Our response: Thank you for recognizing the encouraging results observed in the ZH-161 in vivo model. We acknowledge the importance of addressing the differences in the number of mice samples across groups, particularly with four mice per group in the 4mg/kg Sol-bic-treated group versus 12 mice in the control group. While there are substantial differences between the study groups, it is essential to highlight that in the two most critical groups, the control and the 8mg/kg Sol-bic-treated group groups, there are 12 and 10 mice per group, respectively. This robust sample size in these key groups substantiates the main point regarding the efficacy of sol bicalutamide. Moreover, even in the groups with a smaller number of animals, the observed differences between the groups remain statistically significant. This underscores the statistical validity of the results, contributing to the overall strength of the findings.
The reviewer comment: I recommend these results to be confirmed in larger mice samples with more comparable n numbers.
Our response: We concur with the reviewer's recommendation.

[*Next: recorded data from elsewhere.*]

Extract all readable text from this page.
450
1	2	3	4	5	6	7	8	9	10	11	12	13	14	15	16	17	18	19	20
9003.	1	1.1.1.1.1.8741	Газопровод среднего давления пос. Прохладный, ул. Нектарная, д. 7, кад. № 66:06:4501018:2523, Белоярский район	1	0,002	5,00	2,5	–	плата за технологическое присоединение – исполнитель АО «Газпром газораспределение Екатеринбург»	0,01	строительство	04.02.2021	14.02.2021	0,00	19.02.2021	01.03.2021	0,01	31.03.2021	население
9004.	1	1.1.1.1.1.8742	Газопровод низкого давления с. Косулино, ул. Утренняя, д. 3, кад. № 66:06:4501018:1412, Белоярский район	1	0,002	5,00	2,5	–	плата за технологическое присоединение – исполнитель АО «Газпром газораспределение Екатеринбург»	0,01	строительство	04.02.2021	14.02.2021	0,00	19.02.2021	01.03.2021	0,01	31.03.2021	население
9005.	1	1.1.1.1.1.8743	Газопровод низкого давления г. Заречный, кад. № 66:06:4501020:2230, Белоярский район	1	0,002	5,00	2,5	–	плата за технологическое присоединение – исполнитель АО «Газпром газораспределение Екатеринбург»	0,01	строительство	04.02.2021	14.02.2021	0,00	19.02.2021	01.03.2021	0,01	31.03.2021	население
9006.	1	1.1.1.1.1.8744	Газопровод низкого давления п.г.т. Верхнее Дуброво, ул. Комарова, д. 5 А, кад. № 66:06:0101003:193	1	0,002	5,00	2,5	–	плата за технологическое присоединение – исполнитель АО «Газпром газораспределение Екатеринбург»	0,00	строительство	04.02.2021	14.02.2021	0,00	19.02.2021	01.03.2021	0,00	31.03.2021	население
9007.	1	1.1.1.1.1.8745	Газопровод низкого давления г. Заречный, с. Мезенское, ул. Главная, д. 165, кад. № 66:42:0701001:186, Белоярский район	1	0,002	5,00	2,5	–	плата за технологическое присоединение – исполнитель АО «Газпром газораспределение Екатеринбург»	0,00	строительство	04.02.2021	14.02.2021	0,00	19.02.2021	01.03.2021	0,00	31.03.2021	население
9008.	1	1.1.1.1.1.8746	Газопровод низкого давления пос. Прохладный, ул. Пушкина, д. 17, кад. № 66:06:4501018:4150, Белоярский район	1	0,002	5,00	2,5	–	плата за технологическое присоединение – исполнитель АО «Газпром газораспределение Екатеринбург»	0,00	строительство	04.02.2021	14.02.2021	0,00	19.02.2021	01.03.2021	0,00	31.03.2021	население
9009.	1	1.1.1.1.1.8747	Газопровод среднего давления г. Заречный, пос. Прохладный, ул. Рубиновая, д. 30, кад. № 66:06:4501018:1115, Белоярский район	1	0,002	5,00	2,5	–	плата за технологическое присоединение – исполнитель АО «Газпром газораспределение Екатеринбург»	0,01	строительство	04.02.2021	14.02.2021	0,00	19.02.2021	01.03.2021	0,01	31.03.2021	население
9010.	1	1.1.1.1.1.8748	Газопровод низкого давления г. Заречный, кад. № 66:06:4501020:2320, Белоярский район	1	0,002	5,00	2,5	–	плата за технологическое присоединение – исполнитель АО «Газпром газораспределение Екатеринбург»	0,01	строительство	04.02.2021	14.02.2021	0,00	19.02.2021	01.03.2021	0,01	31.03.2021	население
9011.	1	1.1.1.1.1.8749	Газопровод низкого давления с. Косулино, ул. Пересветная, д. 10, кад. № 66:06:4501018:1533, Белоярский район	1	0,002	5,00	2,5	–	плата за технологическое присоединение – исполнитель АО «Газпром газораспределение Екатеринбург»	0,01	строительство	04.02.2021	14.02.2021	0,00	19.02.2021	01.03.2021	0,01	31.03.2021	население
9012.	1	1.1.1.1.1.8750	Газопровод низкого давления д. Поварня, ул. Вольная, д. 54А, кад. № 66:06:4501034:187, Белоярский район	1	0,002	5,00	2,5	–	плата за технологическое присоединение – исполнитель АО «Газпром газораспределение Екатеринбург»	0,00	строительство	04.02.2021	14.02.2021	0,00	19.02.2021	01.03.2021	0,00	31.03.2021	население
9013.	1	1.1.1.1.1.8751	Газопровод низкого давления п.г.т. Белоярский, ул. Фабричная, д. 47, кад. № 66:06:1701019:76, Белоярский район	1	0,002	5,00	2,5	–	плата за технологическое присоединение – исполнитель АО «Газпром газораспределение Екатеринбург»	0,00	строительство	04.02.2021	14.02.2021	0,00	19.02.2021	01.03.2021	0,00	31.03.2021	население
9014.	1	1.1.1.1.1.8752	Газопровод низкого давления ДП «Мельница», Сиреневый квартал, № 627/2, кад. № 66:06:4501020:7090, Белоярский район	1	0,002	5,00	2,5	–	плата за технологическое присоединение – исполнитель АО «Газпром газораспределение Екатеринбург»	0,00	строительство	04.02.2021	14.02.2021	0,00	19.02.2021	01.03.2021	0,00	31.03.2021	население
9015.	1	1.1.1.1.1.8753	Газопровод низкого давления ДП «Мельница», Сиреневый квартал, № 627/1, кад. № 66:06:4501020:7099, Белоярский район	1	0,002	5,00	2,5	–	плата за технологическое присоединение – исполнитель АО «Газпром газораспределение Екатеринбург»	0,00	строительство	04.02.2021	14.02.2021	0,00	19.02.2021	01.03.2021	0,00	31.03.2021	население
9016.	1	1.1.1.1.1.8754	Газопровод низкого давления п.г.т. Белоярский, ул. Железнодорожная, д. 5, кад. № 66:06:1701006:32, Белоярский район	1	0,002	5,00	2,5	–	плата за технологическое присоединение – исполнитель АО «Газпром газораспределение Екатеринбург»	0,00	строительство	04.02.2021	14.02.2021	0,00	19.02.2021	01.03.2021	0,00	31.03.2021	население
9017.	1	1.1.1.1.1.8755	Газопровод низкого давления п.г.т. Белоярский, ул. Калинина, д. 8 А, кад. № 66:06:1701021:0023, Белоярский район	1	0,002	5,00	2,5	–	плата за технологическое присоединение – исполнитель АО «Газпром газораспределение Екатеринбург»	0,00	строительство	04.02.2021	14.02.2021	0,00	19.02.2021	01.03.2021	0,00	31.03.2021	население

While we acknowledge that such experiments would likely enhance the robustness of the study, unfortunately, performing these additional experiments is not feasible within the time scope of this revision.
Additional comments:
The reviewer comments: no studies are presented to demonstrate that the observed therapeutic effects of enzalutamide and bicalutamide are really due to AR inhibition. This should be done at least in vitro, ideally in vivo - It is not clear whether the AR pathway is active in U87 and ZH-161 cell lines
Our response: These two issues were addressed in our previous publications: Zalcman N, et al., Oncotarget. 2018 Apr 13;9(28):19980-19993 and Zalcman N, et al., Int J Mol Sci. 2021 Oct 11;22(20).

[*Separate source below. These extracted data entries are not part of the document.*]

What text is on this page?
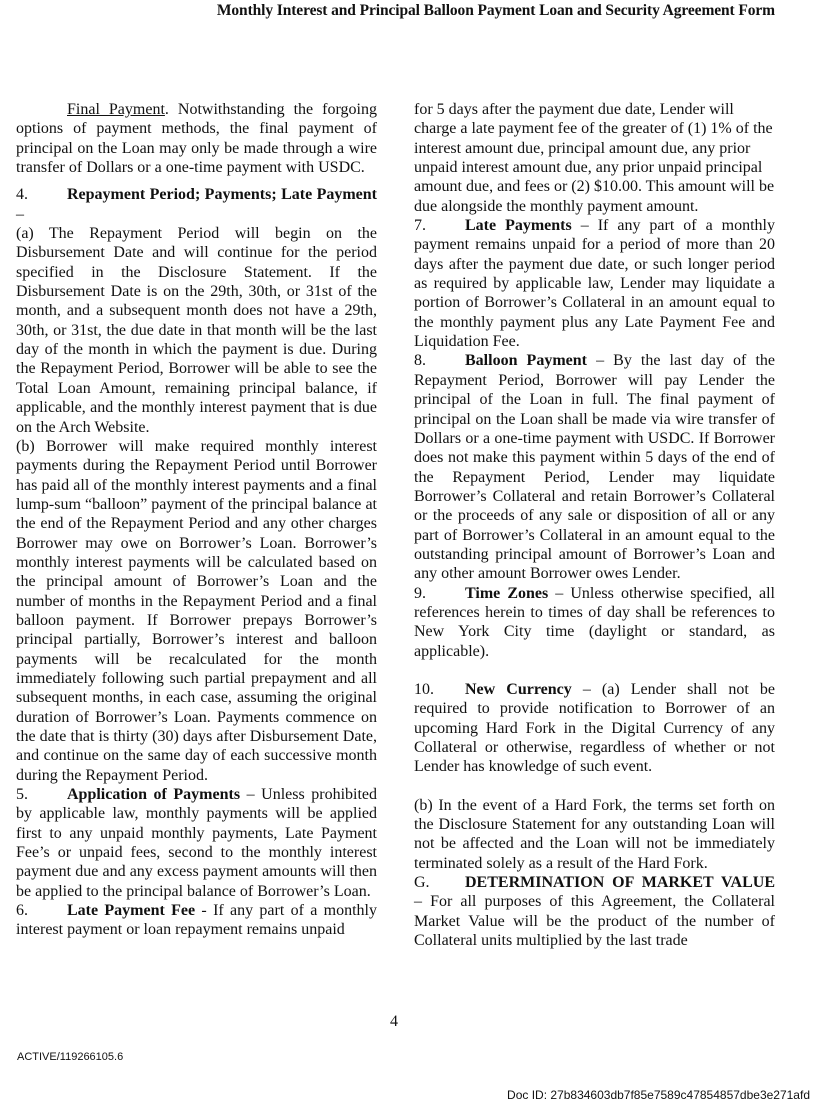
Monthly Interest and Principal Balloon Payment Loan and Security Agreement Form

Final Payment. Notwithstanding the forgoing options of payment methods, the final payment of principal on the Loan may only be made through a wire transfer of Dollars or a one-time payment with USDC.

4. Repayment Period; Payments; Late Payment –

(a) The Repayment Period will begin on the Disbursement Date and will continue for the period specified in the Disclosure Statement. If the Disbursement Date is on the 29th, 30th, or 31st of the month, and a subsequent month does not have a 29th, 30th, or 31st, the due date in that month will be the last day of the month in which the payment is due. During the Repayment Period, Borrower will be able to see the Total Loan Amount, remaining principal balance, if applicable, and the monthly interest payment that is due on the Arch Website.

(b) Borrower will make required monthly interest payments during the Repayment Period until Borrower has paid all of the monthly interest payments and a final lump-sum “balloon” payment of the principal balance at the end of the Repayment Period and any other charges Borrower may owe on Borrower’s Loan. Borrower’s monthly interest payments will be calculated based on the principal amount of Borrower’s Loan and the number of months in the Repayment Period and a final balloon payment. If Borrower prepays Borrower’s principal partially, Borrower’s interest and balloon payments will be recalculated for the month immediately following such partial prepayment and all subsequent months, in each case, assuming the original duration of Borrower’s Loan. Payments commence on the date that is thirty (30) days after Disbursement Date, and continue on the same day of each successive month during the Repayment Period.

5. Application of Payments – Unless prohibited by applicable law, monthly payments will be applied first to any unpaid monthly payments, Late Payment Fee’s or unpaid fees, second to the monthly interest payment due and any excess payment amounts will then be applied to the principal balance of Borrower’s Loan.

6. Late Payment Fee - If any part of a monthly interest payment or loan repayment remains unpaid

for 5 days after the payment due date, Lender will charge a late payment fee of the greater of (1) 1% of the interest amount due, principal amount due, any prior unpaid interest amount due, any prior unpaid principal amount due, and fees or (2) $10.00. This amount will be due alongside the monthly payment amount.

7. Late Payments – If any part of a monthly payment remains unpaid for a period of more than 20 days after the payment due date, or such longer period as required by applicable law, Lender may liquidate a portion of Borrower’s Collateral in an amount equal to the monthly payment plus any Late Payment Fee and Liquidation Fee.

8. Balloon Payment – By the last day of the Repayment Period, Borrower will pay Lender the principal of the Loan in full. The final payment of principal on the Loan shall be made via wire transfer of Dollars or a one-time payment with USDC. If Borrower does not make this payment within 5 days of the end of the Repayment Period, Lender may liquidate Borrower’s Collateral and retain Borrower’s Collateral or the proceeds of any sale or disposition of all or any part of Borrower’s Collateral in an amount equal to the outstanding principal amount of Borrower’s Loan and any other amount Borrower owes Lender.

9. Time Zones – Unless otherwise specified, all references herein to times of day shall be references to New York City time (daylight or standard, as applicable).

10. New Currency – (a) Lender shall not be required to provide notification to Borrower of an upcoming Hard Fork in the Digital Currency of any Collateral or otherwise, regardless of whether or not Lender has knowledge of such event.

(b) In the event of a Hard Fork, the terms set forth on the Disclosure Statement for any outstanding Loan will not be affected and the Loan will not be immediately terminated solely as a result of the Hard Fork.

G. DETERMINATION OF MARKET VALUE – For all purposes of this Agreement, the Collateral Market Value will be the product of the number of Collateral units multiplied by the last trade

4
ACTIVE/119266105.6
Doc ID: 27b834603db7f85e7589c47854857dbe3e271afd
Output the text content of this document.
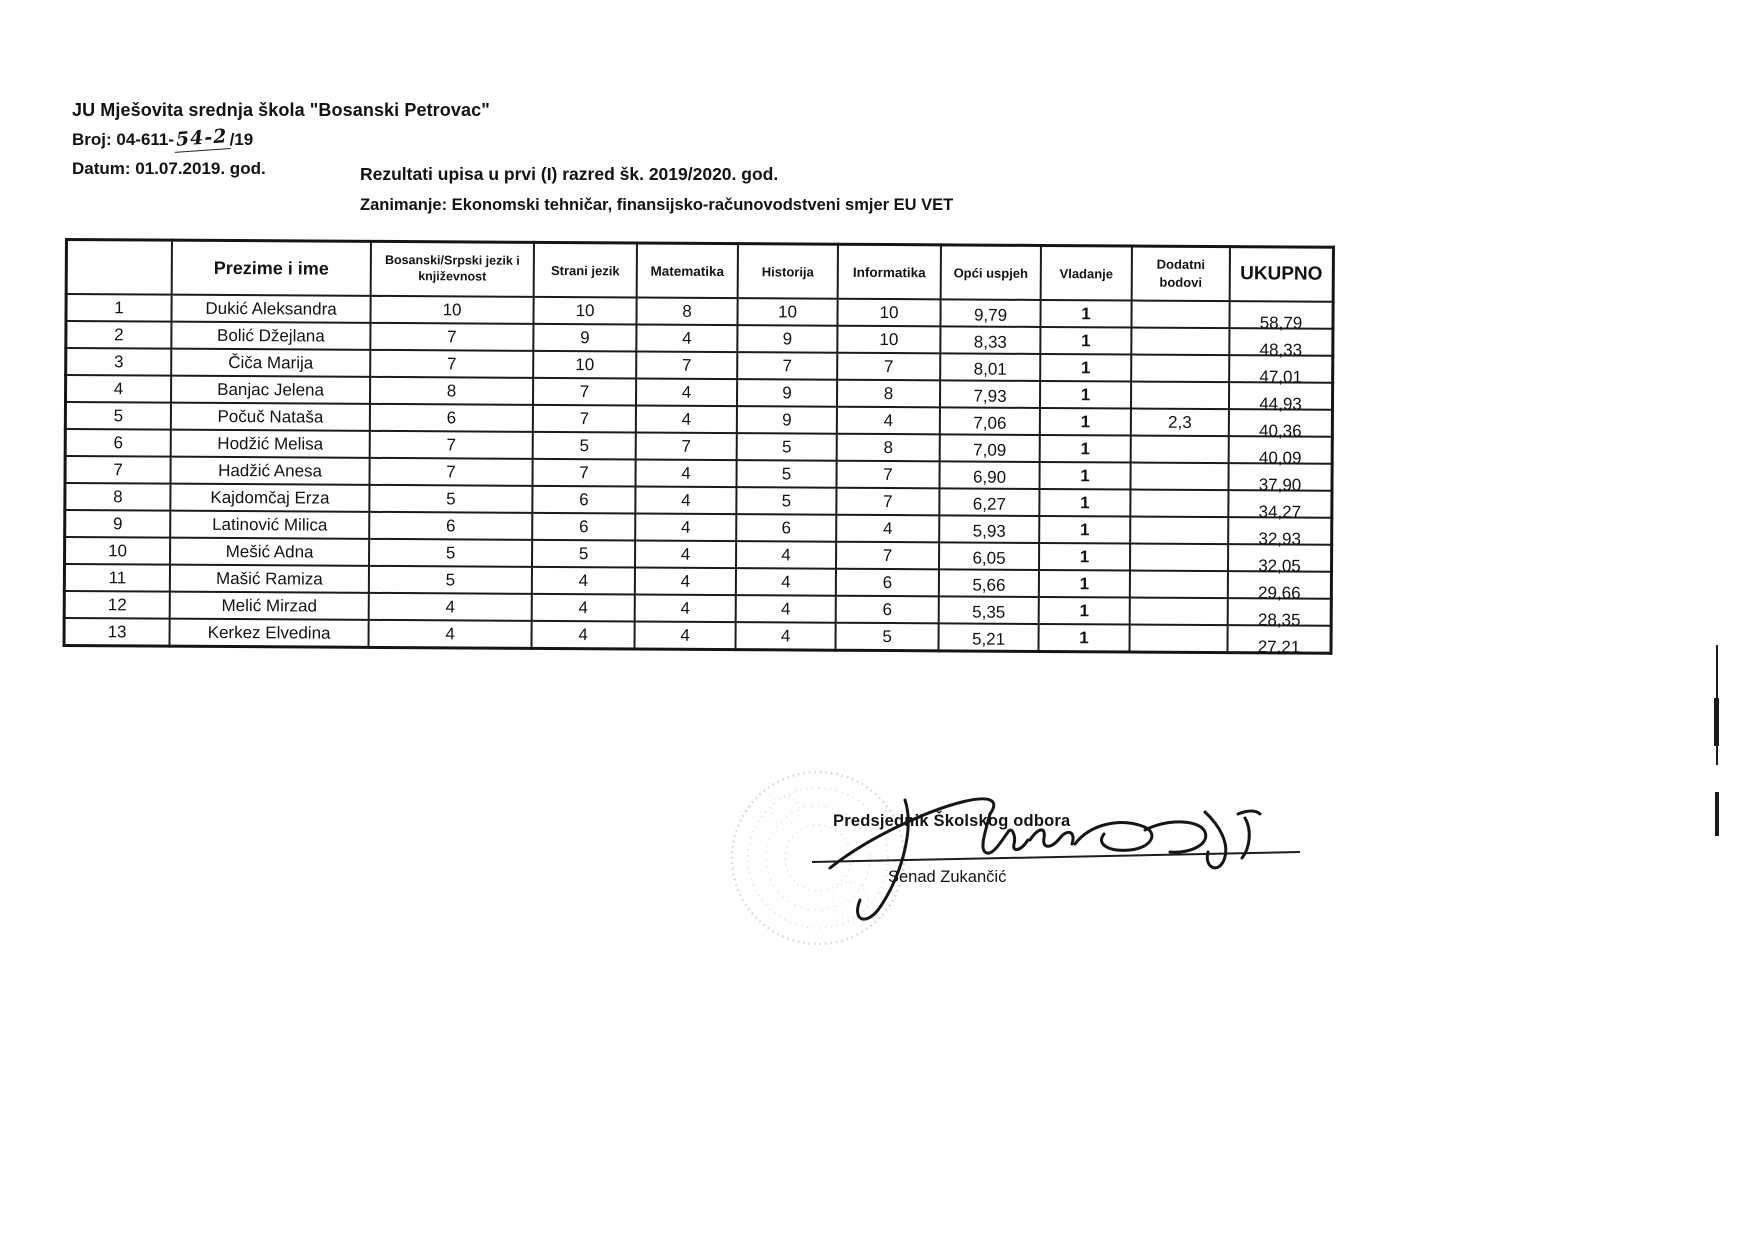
JU Mješovita srednja škola "Bosanski Petrovac"
Broj: 04-611-54-2/19
Datum: 01.07.2019. god.	Rezultati upisa u prvi (I) razred šk. 2019/2020. god.
Zanimanje: Ekonomski tehničar, finansijsko-računovodstveni smjer EU VET
	Prezime i ime	Bosanski/Srpski jezik i književnost	Strani jezik	Matematika	Historija	Informatika	Opći uspjeh	Vladanje	Dodatni bodovi	UKUPNO
1	Dukić Aleksandra	10	10	8	10	10	9,79	1		58,79
2	Bolić Džejlana	7	9	4	9	10	8,33	1		48,33
3	Čiča Marija	7	10	7	7	7	8,01	1		47,01
4	Banjac Jelena	8	7	4	9	8	7,93	1		44,93
5	Počuč Nataša	6	7	4	9	4	7,06	1	2,3	40,36
6	Hodžić Melisa	7	5	7	5	8	7,09	1		40,09
7	Hadžić Anesa	7	7	4	5	7	6,90	1		37,90
8	Kajdomčaj Erza	5	6	4	5	7	6,27	1		34,27
9	Latinović Milica	6	6	4	6	4	5,93	1		32,93
10	Mešić Adna	5	5	4	4	7	6,05	1		32,05
11	Mašić Ramiza	5	4	4	4	6	5,66	1		29,66
12	Melić Mirzad	4	4	4	4	6	5,35	1		28,35
13	Kerkez Elvedina	4	4	4	4	5	5,21	1		27,21
Predsjednik Školskog odbora
Senad Zukančić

The reviewer comment: there is no precision on the mice sex in the treatment studies: male or females? Although we don’t see any differences in AR expression between male and female GBM tissue, as the ligands (testosterone and DHT) are at different levels, this might be an issue that could play a role in treatment sensitivity
Our response: Thank you for your valuable comment. The sex of the mice (male) has been included in the Material and Methods section (page 12, line 380).
Round 2
Reviewer 2 Report
Comments and Suggestions for AuthorsAlthough the differences in n number between treatment groups are still a methodological problem to me, at least the n numbers are clearly indicated in the graphs which makes this information obvious to the reader. I still insist however that the two Xtandi studies be presented in two separate graphs and cannot be pooled together, because, as the authors point out in their response to reviews, different experiments carry variability due mice lots and cell line batch effects.
Author Response
the reviewer's comment: Although the differences in n number between treatment groups are still a methodological problem to me, at least the n numbers are clearly indicated in the graphs which makes this information obvious to the reader. I still insist however that the two Xtandi studies be presented in two separate graphs and cannot be pooled together, because, as the authors point out in their response to reviews, different experiments carry variability due mice lots and cell line batch effects.

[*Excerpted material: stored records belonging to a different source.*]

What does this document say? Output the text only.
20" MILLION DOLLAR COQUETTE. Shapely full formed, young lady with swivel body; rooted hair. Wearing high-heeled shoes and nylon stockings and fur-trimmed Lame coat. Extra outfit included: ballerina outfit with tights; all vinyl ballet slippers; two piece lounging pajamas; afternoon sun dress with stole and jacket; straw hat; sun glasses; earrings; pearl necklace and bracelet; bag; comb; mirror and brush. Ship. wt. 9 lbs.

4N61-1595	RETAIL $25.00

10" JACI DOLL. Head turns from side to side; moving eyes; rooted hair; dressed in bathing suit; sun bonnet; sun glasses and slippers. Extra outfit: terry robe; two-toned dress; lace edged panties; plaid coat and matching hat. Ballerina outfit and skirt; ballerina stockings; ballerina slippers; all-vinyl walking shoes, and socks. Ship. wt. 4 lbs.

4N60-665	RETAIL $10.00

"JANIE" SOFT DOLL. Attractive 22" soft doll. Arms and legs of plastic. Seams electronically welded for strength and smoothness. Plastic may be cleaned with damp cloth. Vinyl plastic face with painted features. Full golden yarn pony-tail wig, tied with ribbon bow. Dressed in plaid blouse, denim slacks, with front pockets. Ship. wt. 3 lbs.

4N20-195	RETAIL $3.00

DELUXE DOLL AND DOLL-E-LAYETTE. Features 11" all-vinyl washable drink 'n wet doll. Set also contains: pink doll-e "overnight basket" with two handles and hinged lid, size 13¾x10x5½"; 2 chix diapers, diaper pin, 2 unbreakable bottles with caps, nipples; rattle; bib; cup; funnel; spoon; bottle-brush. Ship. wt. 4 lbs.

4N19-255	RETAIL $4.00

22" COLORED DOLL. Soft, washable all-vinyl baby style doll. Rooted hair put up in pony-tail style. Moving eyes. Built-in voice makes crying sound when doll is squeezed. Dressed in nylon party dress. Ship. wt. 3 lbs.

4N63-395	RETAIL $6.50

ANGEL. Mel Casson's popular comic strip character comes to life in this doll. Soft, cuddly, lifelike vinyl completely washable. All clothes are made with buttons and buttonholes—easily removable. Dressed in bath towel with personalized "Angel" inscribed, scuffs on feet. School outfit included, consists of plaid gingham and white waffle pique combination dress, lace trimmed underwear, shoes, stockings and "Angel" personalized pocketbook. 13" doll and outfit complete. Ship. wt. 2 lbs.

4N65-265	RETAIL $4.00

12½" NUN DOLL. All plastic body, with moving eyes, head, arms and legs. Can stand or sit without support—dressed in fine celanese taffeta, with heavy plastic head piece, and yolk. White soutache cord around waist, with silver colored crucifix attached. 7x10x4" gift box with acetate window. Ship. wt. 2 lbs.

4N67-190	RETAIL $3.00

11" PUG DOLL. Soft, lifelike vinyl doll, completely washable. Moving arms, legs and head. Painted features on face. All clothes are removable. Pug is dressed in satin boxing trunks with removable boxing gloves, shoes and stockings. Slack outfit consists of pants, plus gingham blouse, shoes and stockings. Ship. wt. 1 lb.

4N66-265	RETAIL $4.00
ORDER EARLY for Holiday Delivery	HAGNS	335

Our response: We appreciate the reviewer's thorough examination of our manuscript. In response to the reviewer's suggestion, we have plotted the two Xtandi studies separately, presenting them in two distinct graphs within Supplementary Figure 1. This adjustment allows for a clearer representation of the data while addressing concerns related to potential variability arising from different experiments. We have explicitly referenced this supplementary figure in the Results section (lines 83-91) to ensure that readers are directed to the relevant information.